FDA regulators have been far too cautious about this substance that benefits public health. They granted only limited approval, although olestra is uniquely versatile and can be used as a replacement for margarine, lard, butter, and oils in frying, baking, and sauteing.

What's going on here? Don't regulators care about public health?

The short answer is that the system is biased against innovation. To see why, imagine the two types of errors possible under this system: A regulator can commit an error by permitting something bad to happen (approving a harmful product), or by preventing something good from becoming available (not approving a beneficial product). Both outcomes are bad for the public, but the consequences for the regulator are very different. The first kind of error is highly visible, and the regulators are attacked by the media and patient groups and investigated by Congress. But the second kind of error keeping a potentially important product out of consumers' hands is usually a non-event.

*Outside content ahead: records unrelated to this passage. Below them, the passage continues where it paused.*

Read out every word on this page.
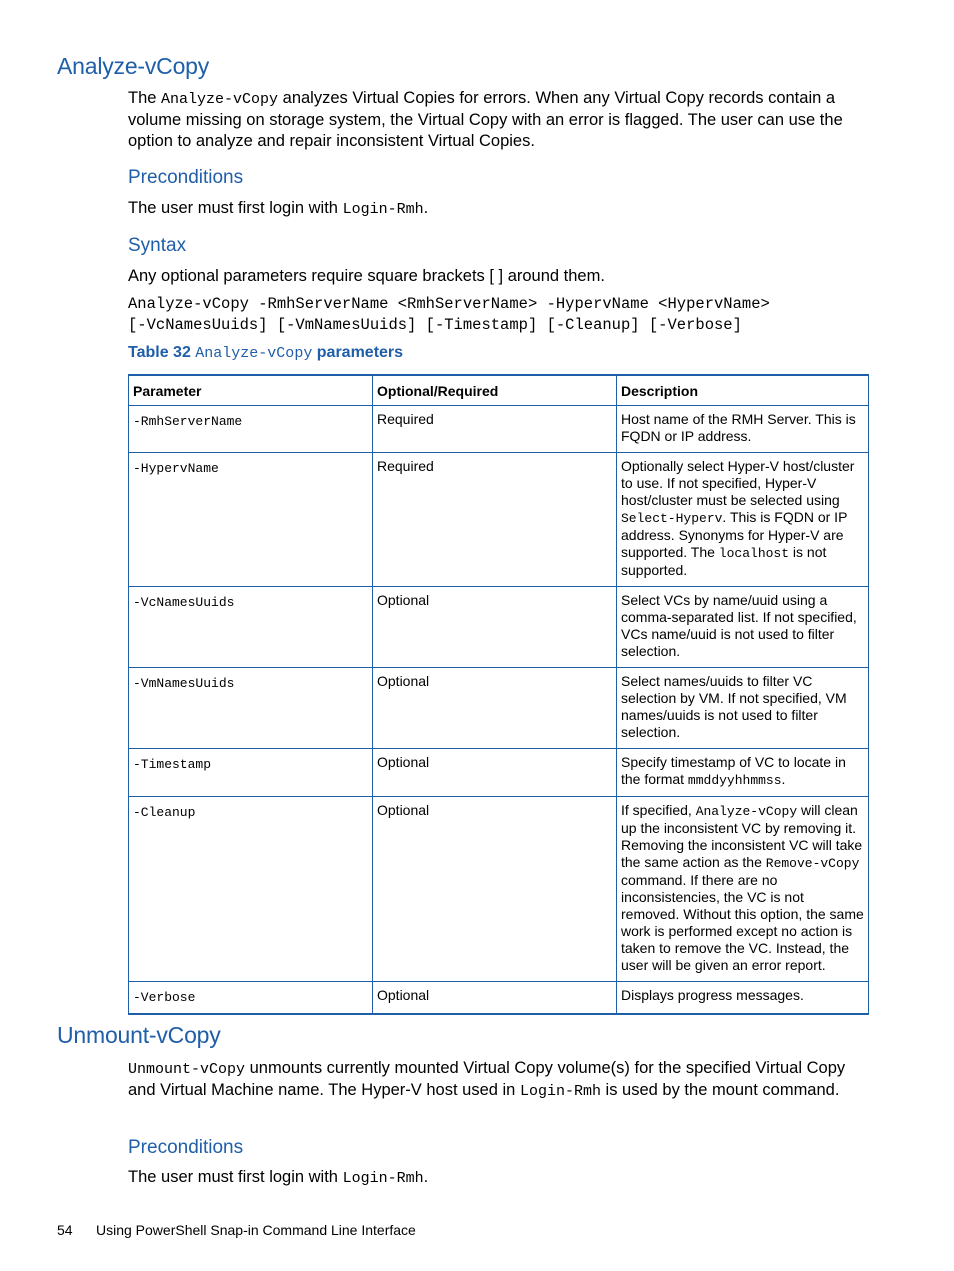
Analyze-vCopy
The Analyze-vCopy analyzes Virtual Copies for errors. When any Virtual Copy records contain a volume missing on storage system, the Virtual Copy with an error is flagged. The user can use the option to analyze and repair inconsistent Virtual Copies.
Preconditions
The user must first login with Login-Rmh.
Syntax
Any optional parameters require square brackets [ ] around them.
Analyze-vCopy -RmhServerName <RmhServerName> -HypervName <HypervName>
[-VcNamesUuids] [-VmNamesUuids] [-Timestamp] [-Cleanup] [-Verbose]
Table 32 Analyze-vCopy parameters
Parameter	Optional/Required	Description
-RmhServerName	Required	Host name of the RMH Server. This is FQDN or IP address.
-HypervName	Required	Optionally select Hyper-V host/cluster to use. If not specified, Hyper-V host/cluster must be selected using Select-Hyperv. This is FQDN or IP address. Synonyms for Hyper-V are supported. The localhost is not supported.
-VcNamesUuids	Optional	Select VCs by name/uuid using a comma-separated list. If not specified, VCs name/uuid is not used to filter selection.
-VmNamesUuids	Optional	Select names/uuids to filter VC selection by VM. If not specified, VM names/uuids is not used to filter selection.
-Timestamp	Optional	Specify timestamp of VC to locate in the format mmddyyhhmmss.
-Cleanup	Optional	If specified, Analyze-vCopy will clean up the inconsistent VC by removing it. Removing the inconsistent VC will take the same action as the Remove-vCopy command. If there are no inconsistencies, the VC is not removed. Without this option, the same work is performed except no action is taken to remove the VC. Instead, the user will be given an error report.
-Verbose	Optional	Displays progress messages.
Unmount-vCopy
Unmount-vCopy unmounts currently mounted Virtual Copy volume(s) for the specified Virtual Copy and Virtual Machine name. The Hyper-V host used in Login-Rmh is used by the mount command.
Preconditions
The user must first login with Login-Rmh.
54 Using PowerShell Snap-in Command Line Interface
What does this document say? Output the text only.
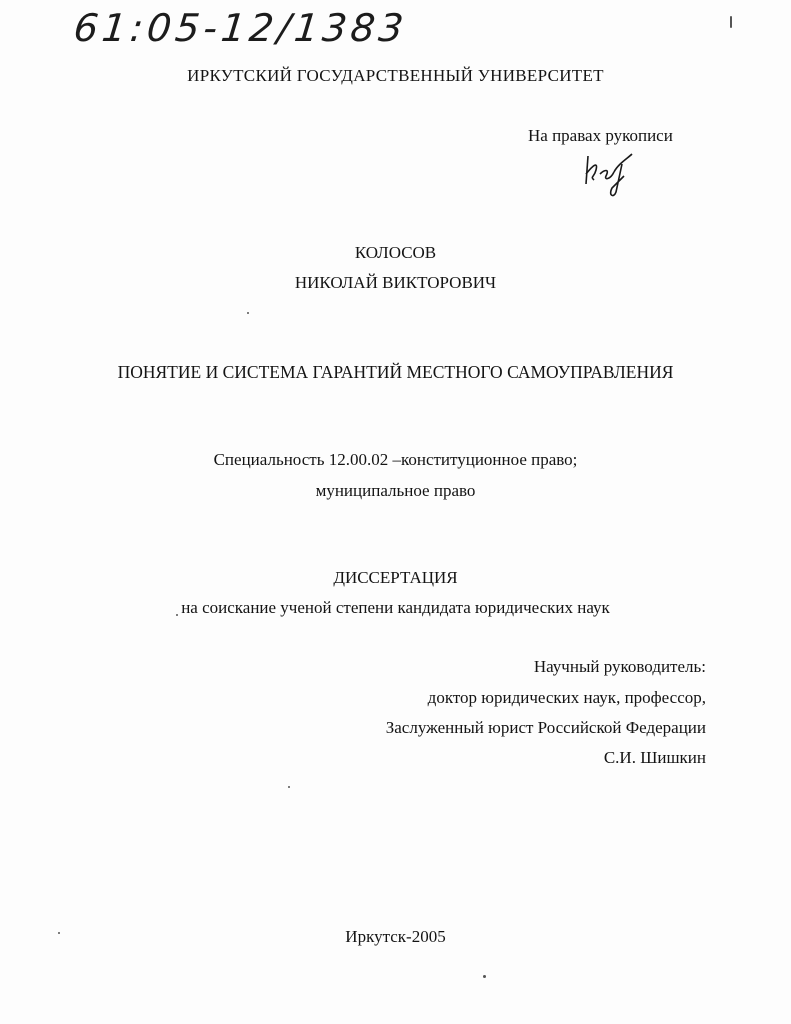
61:05-12/1383
ИРКУТСКИЙ ГОСУДАРСТВЕННЫЙ УНИВЕРСИТЕТ
На правах рукописи
КОЛОСОВ
НИКОЛАЙ ВИКТОРОВИЧ
ПОНЯТИЕ И СИСТЕМА ГАРАНТИЙ МЕСТНОГО САМОУПРАВЛЕНИЯ
Специальность 12.00.02 –конституционное право;
муниципальное право
ДИССЕРТАЦИЯ
на соискание ученой степени кандидата юридических наук
Научный руководитель:
доктор юридических наук, профессор,
Заслуженный юрист Российской Федерации
С.И. Шишкин
Иркутск-2005
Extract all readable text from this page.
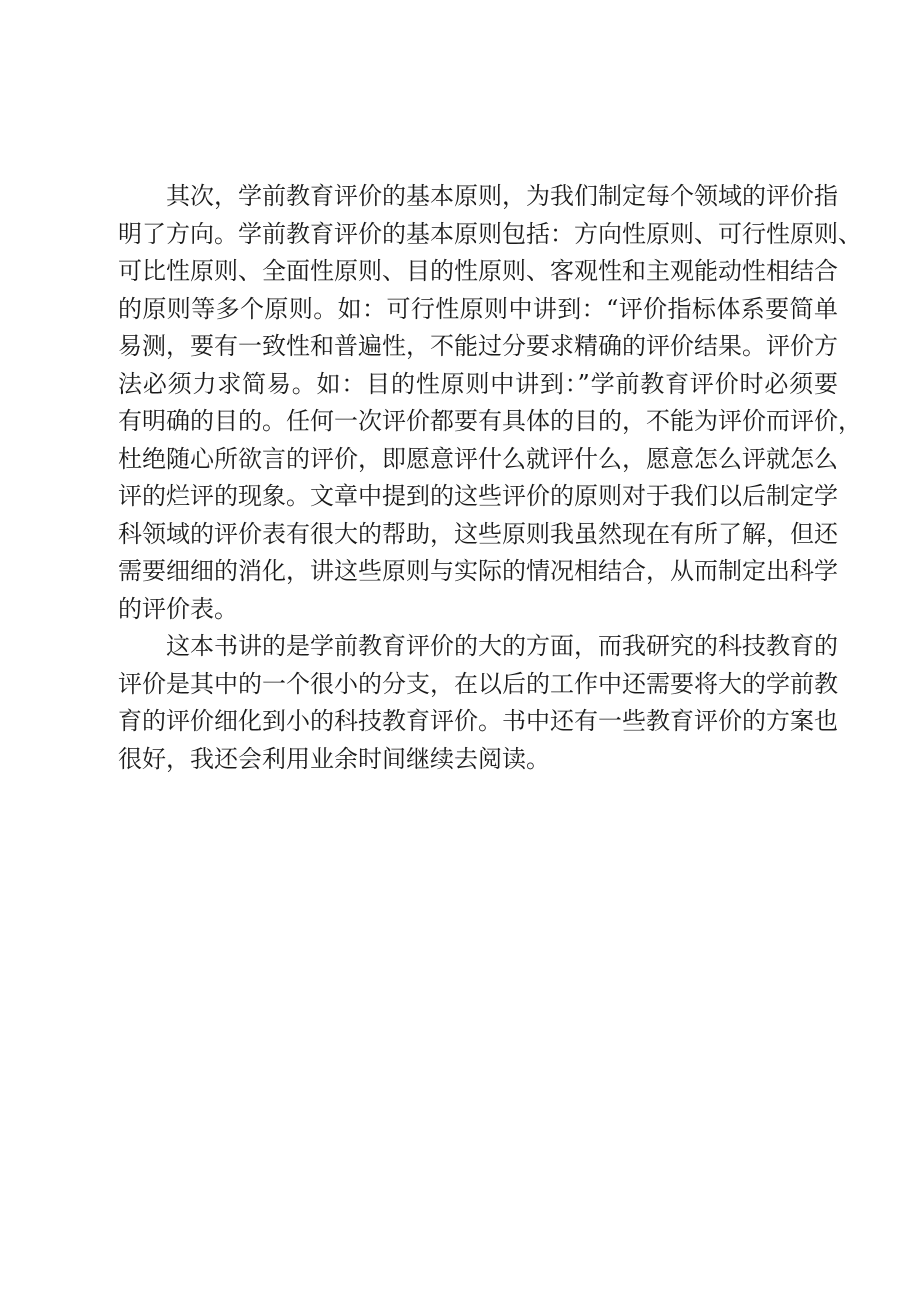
　　其次，学前教育评价的基本原则，为我们制定每个领域的评价指
明了方向。学前教育评价的基本原则包括：方向性原则、可行性原则、
可比性原则、全面性原则、目的性原则、客观性和主观能动性相结合
的原则等多个原则。如：可行性原则中讲到：“评价指标体系要简单
易测，要有一致性和普遍性，不能过分要求精确的评价结果。评价方
法必须力求简易。如：目的性原则中讲到：”学前教育评价时必须要
有明确的目的。任何一次评价都要有具体的目的，不能为评价而评价，
杜绝随心所欲言的评价，即愿意评什么就评什么，愿意怎么评就怎么
评的烂评的现象。文章中提到的这些评价的原则对于我们以后制定学
科领域的评价表有很大的帮助，这些原则我虽然现在有所了解，但还
需要细细的消化，讲这些原则与实际的情况相结合，从而制定出科学
的评价表。
　　这本书讲的是学前教育评价的大的方面，而我研究的科技教育的
评价是其中的一个很小的分支，在以后的工作中还需要将大的学前教
育的评价细化到小的科技教育评价。书中还有一些教育评价的方案也
很好，我还会利用业余时间继续去阅读。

The bottom line is that regulators make decisions defensively that is, they avoid approvals of harmful products at any cost. As a result, they tend to delay or reject new products of all sorts, from fat substitutes to vaccines and painkillers. That's bad for public health and for consumers' freedom to choose. Americans are, literally, dying for better regulation.

Henry Miller, a physician, is a fellow at the Hoover Institution and an ACSH Director. He was an official at the Food and Drug Administration from 1979 to 1994.